Bronchiolitis is a disease of the lung that leads to difficulty in breathing, wheezing and symptoms similar to asthma. It is usually seen in children between 4 months to 2 years of age.
What is the cause of bronchiolitis?
Viral infections such as respiratory syncytial virus (RSV), adenovirus, parainfluenza virus etc cause inflammation (swelling) of the small airways of the lung (bronchioles) leading to narrowing of the air passage. This causes wheezing and rapid respiration with difficulty in breathing. It is seen in infants predominantly as their bronchioles are small in size and if there is even a little swelling, the air passage through the lungs becomes difficult. As the child grows older, the bronchioles become bigger and on inflammation does not cause severe problems.
What happens if a child has bronchiolitis?
A child with bronchiolitis will have wheezing and rapid breathing that may worsen for 2-3 days and then gradually improve. Occasionally the wheeze may last more than 7 days and the cough more than 14 days.

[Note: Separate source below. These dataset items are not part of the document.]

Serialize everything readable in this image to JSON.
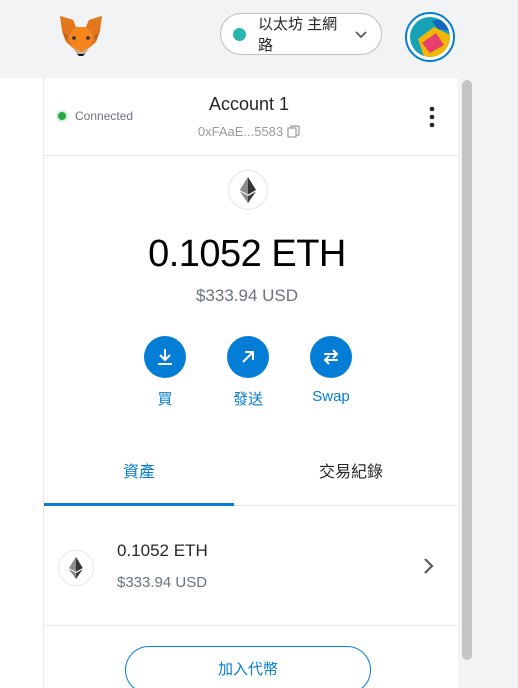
{
  "network": {
    "label": "以太坊 主網路",
    "dot_color": "#29b6af"
  },
  "account": {
    "status": "Connected",
    "name": "Account 1",
    "address": "0xFAaE...5583"
  },
  "balance": {
    "amount": "0.1052 ETH",
    "fiat": "$333.94 USD"
  },
  "actions": [
    {
      "label": "買",
      "icon": "download-icon"
    },
    {
      "label": "發送",
      "icon": "send-arrow-icon"
    },
    {
      "label": "Swap",
      "icon": "swap-icon"
    }
  ],
  "tabs": {
    "assets": "資產",
    "activity": "交易紀錄"
  },
  "assets": [
    {
      "amount": "0.1052 ETH",
      "fiat": "$333.94 USD",
      "icon": "eth-icon"
    }
  ],
  "add_token_label": "加入代幣",
  "colors": {
    "accent": "#037dd6",
    "connected": "#28a745"
  }
}
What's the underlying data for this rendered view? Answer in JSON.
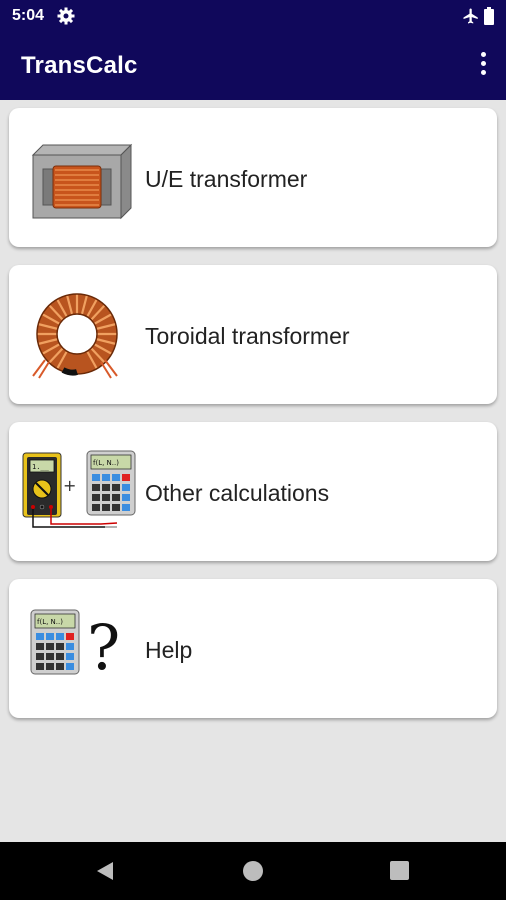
{
  "status_bar": {
    "time": "5:04"
  },
  "app_bar": {
    "title": "TransCalc"
  },
  "menu": [
    {
      "label": "U/E transformer",
      "icon": "ue-transformer-icon"
    },
    {
      "label": "Toroidal transformer",
      "icon": "toroidal-transformer-icon"
    },
    {
      "label": "Other calculations",
      "icon": "multimeter-calculator-icon"
    },
    {
      "label": "Help",
      "icon": "calculator-question-icon"
    }
  ],
  "calculator_display": "f(L, N..)",
  "multimeter_display": "1.__",
  "help_glyph": "?",
  "plus_glyph": "+",
  "colors": {
    "primary": "#10085b",
    "background": "#e5e5e5",
    "card": "#ffffff"
  }
}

What is the treatment for bronchiolitis?
If the symptoms are severe, the child may need hospitalization for oxygen and intravenous fluids. At home, ensure that your child gets adequate fluids, as loss of water through respiration is more. Avoid smoking within the home. If the nose is blocked, saline drops can be put in each nostril to remove the dry or sticky mucus. Sometimes, if the bronchiolitis is due to RSV, your doctor may prescribe antiviral medication for it.
What are the danger signs one should look for?
Your child should be immediately brought to the hospital if:
· Breathing is difficult
· Child is lethargic or refuses to feed
· Breathing is more than 60 breaths/minute.